Anything can happen in WHAT IF? - and this is the Omnibus to prove it! Imaginative creators line up to explore alternate possibilities in unexpected ways - featuring amazing, incredible and uncanny variants of all your favorite heroes! Ask yourself the important What if the alien costume possessed Spider-Man? What if the new X-Men died on their first mission? What if the Fantastic Four all had the same power?! Professor X becomes the Juggernaut, Wolverine is an agent of S.H.I.E.L.D., Daredevil kills the Kingpin and the Punisher's family survives! Captain America won't give up the shield, Iron Man loses the Armor Wars and the Vision destroys the Avengers! But when the Timekeepers step in, can the Multiverse survive a cosmic crossover between the many worlds the Watcher has witnessed? Collecting WHAT IF? (1988) #1, WHAT IF? (1989) #1-39 and QUASAR #30.
Peter B. Gillis (born December 19, 1952) is an American comic book writer best known for his work at Marvel Comics and First Comics in the mid-1980s, including the series Strikeforce: Morituri and the digitally drawn comic series Shatter.

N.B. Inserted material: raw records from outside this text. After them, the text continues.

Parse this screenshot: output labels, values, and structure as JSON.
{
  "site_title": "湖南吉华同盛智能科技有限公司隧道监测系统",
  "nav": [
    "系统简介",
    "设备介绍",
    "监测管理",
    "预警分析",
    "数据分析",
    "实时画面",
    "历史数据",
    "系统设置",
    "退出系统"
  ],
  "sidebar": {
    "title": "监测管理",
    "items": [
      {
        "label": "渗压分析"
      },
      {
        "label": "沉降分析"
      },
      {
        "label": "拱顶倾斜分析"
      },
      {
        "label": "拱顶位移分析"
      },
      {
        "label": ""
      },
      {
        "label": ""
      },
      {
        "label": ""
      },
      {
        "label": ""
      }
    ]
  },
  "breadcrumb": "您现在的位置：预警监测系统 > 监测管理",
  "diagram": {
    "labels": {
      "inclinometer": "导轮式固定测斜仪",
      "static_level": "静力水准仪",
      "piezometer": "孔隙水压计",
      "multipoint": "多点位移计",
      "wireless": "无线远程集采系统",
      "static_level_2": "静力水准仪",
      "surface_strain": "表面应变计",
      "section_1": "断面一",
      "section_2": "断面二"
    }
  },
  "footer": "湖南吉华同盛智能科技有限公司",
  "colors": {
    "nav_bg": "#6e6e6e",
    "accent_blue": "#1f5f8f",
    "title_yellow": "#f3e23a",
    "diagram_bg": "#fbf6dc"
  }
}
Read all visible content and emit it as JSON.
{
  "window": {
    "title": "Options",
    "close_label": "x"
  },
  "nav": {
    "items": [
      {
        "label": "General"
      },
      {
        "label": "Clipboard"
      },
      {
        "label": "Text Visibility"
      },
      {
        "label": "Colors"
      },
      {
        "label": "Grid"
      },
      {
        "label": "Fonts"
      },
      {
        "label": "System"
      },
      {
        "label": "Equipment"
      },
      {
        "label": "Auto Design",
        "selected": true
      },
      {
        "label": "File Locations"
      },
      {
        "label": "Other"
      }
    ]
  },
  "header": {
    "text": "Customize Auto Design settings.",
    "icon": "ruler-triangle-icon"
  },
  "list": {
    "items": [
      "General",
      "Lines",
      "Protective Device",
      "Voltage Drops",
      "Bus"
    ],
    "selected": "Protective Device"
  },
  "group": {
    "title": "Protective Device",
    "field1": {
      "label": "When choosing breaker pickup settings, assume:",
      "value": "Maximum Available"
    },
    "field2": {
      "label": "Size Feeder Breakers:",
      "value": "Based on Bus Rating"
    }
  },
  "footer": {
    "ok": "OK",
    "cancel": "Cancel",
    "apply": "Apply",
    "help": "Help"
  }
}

Hadn’t read most of these since I was a kid pulling them out of quarter bins. They’re mostly fun, but wow, it really is something how uneven they are—if Kurt Busiek or Jim Valentino is writing them, they’re clever, thoughtful larks exploring a neat idea. If it’s most other writers (especially if you’ve got a pinup artist drawing it) they can be downright incoherent; a few of them end abruptly, just because the writer hit the page count, while others have long editor’s notes on the page trying to explain the discrepancy between whatever nonsense the artist drew and the intended plot. (At one point, Nick Fury, wearing an eye-patch, says “I got two eyes, don’t I?” The editor’s note explains that in this timeline, he never lost an eye and wears a transparent patch for fashion.) This was one of my favorite series as a kid, and the good ones reminded me why, but you can really tell when a writer saw it as a low-effort paycheck gig. Neat artifact of a certain era of Marvel history, but only partly the satisfying nostalgia rush I hoped for.

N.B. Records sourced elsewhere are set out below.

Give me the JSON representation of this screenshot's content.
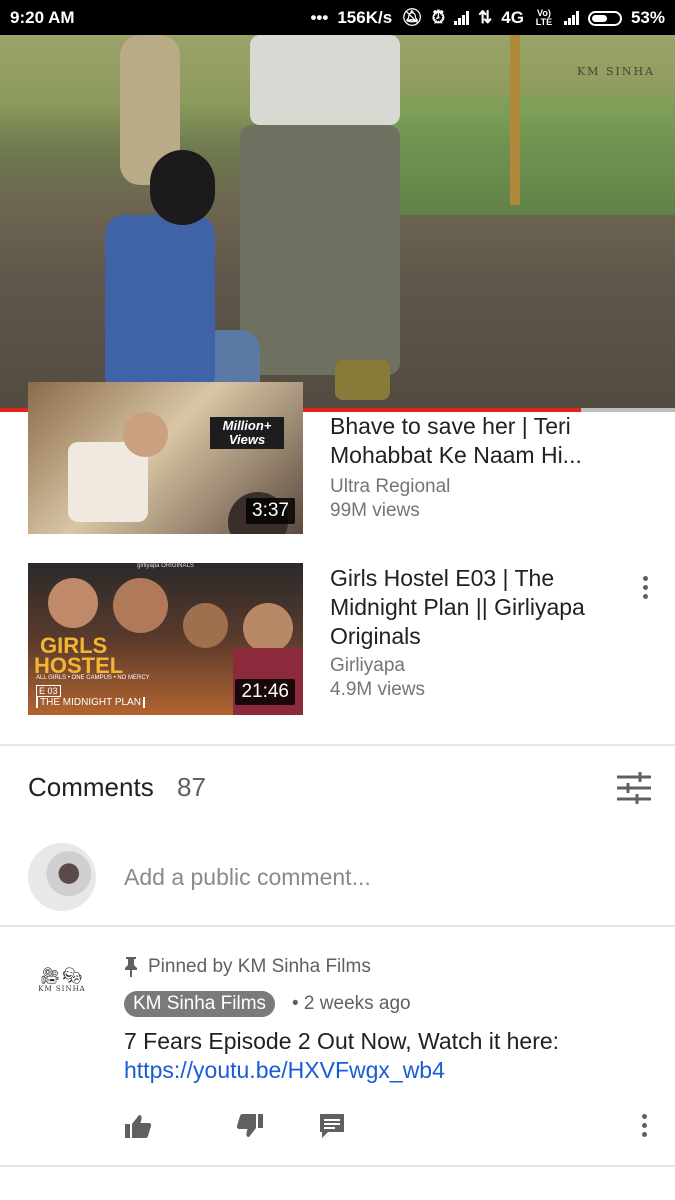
{
  "status_bar": {
    "time": "9:20 AM",
    "dots": "•••",
    "speed": "156K/s",
    "network": "4G",
    "volte": "Vo) LTE",
    "battery": "53%"
  },
  "player": {
    "progress": 0.86,
    "watermark": "KM SINHA"
  },
  "related": [
    {
      "title": "Bhave to save her | Teri Mohabbat Ke Naam Hi...",
      "channel": "Ultra Regional",
      "views": "99M views",
      "duration": "3:37",
      "thumb_badge": "Million+ Views"
    },
    {
      "title": "Girls Hostel E03 | The Midnight Plan || Girliyapa Originals",
      "channel": "Girliyapa",
      "views": "4.9M views",
      "duration": "21:46",
      "thumb_top": "girliyapa ORIGINALS",
      "thumb_show_1": "GIRLS",
      "thumb_show_2": "HOSTEL",
      "thumb_sub": "ALL GIRLS • ONE CAMPUS • NO MERCY",
      "thumb_ep": "E 03",
      "thumb_ep_title": "THE MIDNIGHT PLAN"
    }
  ],
  "comments": {
    "heading": "Comments",
    "count": "87",
    "add_placeholder": "Add a public comment..."
  },
  "pinned_comment": {
    "pinned_by": "Pinned by KM Sinha Films",
    "channel_logo_text": "KM SINHA",
    "author": "KM Sinha Films",
    "age": "• 2 weeks ago",
    "text": "7 Fears Episode 2 Out Now, Watch it here:",
    "link": "https://youtu.be/HXVFwgx_wb4"
  }
}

What If series has always been an eclectic collection of stories. Looking at what could have possibly happened to the Marvel Universe if things had gone in another directions is always a double edged sword. I always felt the first series took awhile to realize the potential of what they could do with the series. As none of it affects the mainstream Marvel universe, kill characters, blow up the world, blow up the universe. Do whatever you want. This series understands these concepts right off the bat.
Big things happen in these issues. And they only get wilder as it goes on. As the ideas become bigger so do the stories. Halfway through we are introduced to the two issue arc and then a five issue series finale which mixes various others What If stories together- such as What if Wolverine was Lord of the Vampires During Inferno- and so on.
As it is essentially an anthology series, quality shifts from issue to issue. A few of the concepts are lame - What if the Avengers Lost during Atlantis Attacks - a crossover series mostly forgotten nowadays. But for the most part I was well entertained by this old series. I had been looking for these for awhile and never thought they would be collected together.